On Tuesday night, the Portland Trail Blazers saw their 24- point third-quarter lead flipped into a five-point deficit with simply over four minutes to play. This is what the NBA defines as clutch time– a game within 5 points with under five minutes left. They should just relabel it, formally, Dame Time.
Over the next 3 minutes, Damian Lillard, yet again, pulled the Blazers off the ropes before delivering a hail of haymakers to the tune of 6 3-pointers– four of his own while collapsing the defense and finding Gary Trent Jr. and Robert Covington for 2 more as Portland beat the Thunder 115-104 for its fifth straight win. This step-back over Lu Dort, which effectively sealed the video game, was flat out humorous.
Lillard did the exact same thing to Dallas on Sunday, scoring 7 points over a one-minute stretch to nab a victory from the Mavs, who had eliminated a 13- point deficit in the 4th quarter. This step-back shown to be the game-winner with 32 seconds staying.
These sequences work as a microcosm for the existing state of the Blazers: Having a hard time to survive, rescued by Lillard, who is back to his superhero ways in keeping Portland in the thick of the Western Conference playoff picture despite injuries to CJ McCollum and Jusuf Nurkic.
But Lillard just won’t let it take place.
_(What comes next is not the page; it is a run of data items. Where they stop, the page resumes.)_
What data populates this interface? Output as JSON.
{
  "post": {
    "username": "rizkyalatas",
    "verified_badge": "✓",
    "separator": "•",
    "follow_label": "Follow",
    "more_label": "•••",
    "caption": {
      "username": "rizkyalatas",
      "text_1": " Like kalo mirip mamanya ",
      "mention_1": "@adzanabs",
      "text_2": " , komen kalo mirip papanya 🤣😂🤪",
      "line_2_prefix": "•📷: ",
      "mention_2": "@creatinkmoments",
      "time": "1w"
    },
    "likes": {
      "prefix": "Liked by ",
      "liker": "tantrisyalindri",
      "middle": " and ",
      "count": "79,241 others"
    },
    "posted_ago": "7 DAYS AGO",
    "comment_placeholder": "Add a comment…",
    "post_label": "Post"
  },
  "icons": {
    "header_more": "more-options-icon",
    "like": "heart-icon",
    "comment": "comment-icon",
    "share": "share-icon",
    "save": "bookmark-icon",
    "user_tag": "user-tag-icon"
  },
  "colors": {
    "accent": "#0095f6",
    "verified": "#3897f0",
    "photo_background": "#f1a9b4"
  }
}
In those clutch minutes, Lillard has now scored 74 overall points, tops in the league, while shooting 60 percent from the field, 56 percent from 3 and 100 percent (23- for-23) from the free-throw line. If Kyrie wants to know what swimming to prevent being sucked down the Western Conference whirlpool really looks like, he ought to glimpse over at Lillard’s circumstance.
If you want to make Lillard’s MVP case, which is ending up being impossible to neglect, that would be a good location to begin.
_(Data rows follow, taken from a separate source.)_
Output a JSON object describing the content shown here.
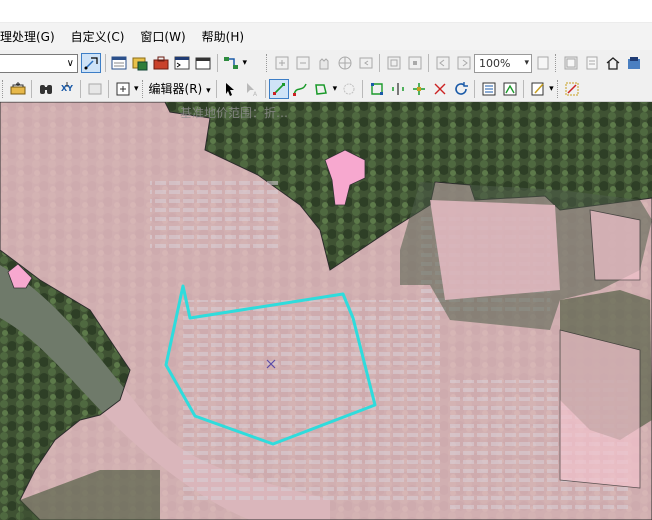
{
  "menu": {
    "items": [
      "理处理(G)",
      "自定义(C)",
      "窗口(W)",
      "帮助(H)"
    ]
  },
  "toolbar1": {
    "layer_combo_arrow": "∨",
    "scale_value": "100%",
    "icons": [
      "select-features-icon",
      "table-window-icon",
      "catalog-icon",
      "toolbox-icon",
      "python-icon",
      "command-line-icon",
      "model-builder-icon",
      "zoom-in-fixed-icon",
      "zoom-out-fixed-icon",
      "pan-icon",
      "full-extent-icon",
      "previous-extent-icon",
      "layout-zoom-in-icon",
      "layout-zoom-out-icon",
      "layout-pan-icon",
      "layout-whole-page-icon",
      "layout-icon",
      "data-view-icon",
      "layout-view-icon"
    ]
  },
  "toolbar2": {
    "editor_label": "编辑器(R)",
    "icons": [
      "add-data-icon",
      "find-icon",
      "xy-icon",
      "layer-icon",
      "zoom-to-icon",
      "edit-tool-icon",
      "edit-annotation-icon",
      "straight-segment-icon",
      "curve-icon",
      "trace-icon",
      "vertex-icon",
      "cut-polygon-icon",
      "split-icon",
      "rotate-icon",
      "reshape-icon",
      "attributes-icon",
      "sketch-properties-icon",
      "create-features-icon",
      "topology-icon"
    ]
  },
  "map": {
    "caption": "基准地价范围：折…",
    "polygon_stroke": "#2fdcdc",
    "overlay_fill": "#f4c6d2",
    "highlight_fill": "#f7a8cf"
  }
}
Nikola Jokic is at or near the top of everybody’s MVP list, even though Lillard ranks greater in ESPN’s Genuine Plus-Minus, and even as the Nuggets, with a far better roster than Portland’s at the minute, are now 2 games worse than the Blazers after falling to the Celtics Tuesday night.
It simply can’t be overstated that Lillard is doing this without McCollum, whose lack has been especially felt.
There has actually been a Lillard load-management conversation occurring within Blazers circles. In essence, the argument for not pressing Lillard too hard is the Blazers’ season seemed on the verge of death when McCollum and Nurkic went down.
You can not sit Lillard now.
Individuals will state Lillard stressed out in the playoffs last season, and that if Terry Stotts doesn’t want that to occur again this season, he ‘d better think ahead. For beginners, I’m not exactly sure Lillard totally stressed out. He took the Lakers out in Game 1. The Lakers were simply too much in the end.
However if he did stress out some, I would more attribute that to the two-week-Michael Johnson-200- meter sprint he had to go on just to get Portland into the play-in series vs. Memphis. If the Blazers can keep winning at a good rate until McCollum and Nurkic return, they might discover themselves with adequate cushion to not have to red-line Lillard down the stretch while winding up with a more winnable first-round series.
From there, you take your possibilities. And with a healthy Lillard, McCollum and Nurkic, and a defense with the personnel to maybe play above its analytical profile depending upon the playoff matchup, they aren’t the worst possibilities worldwide.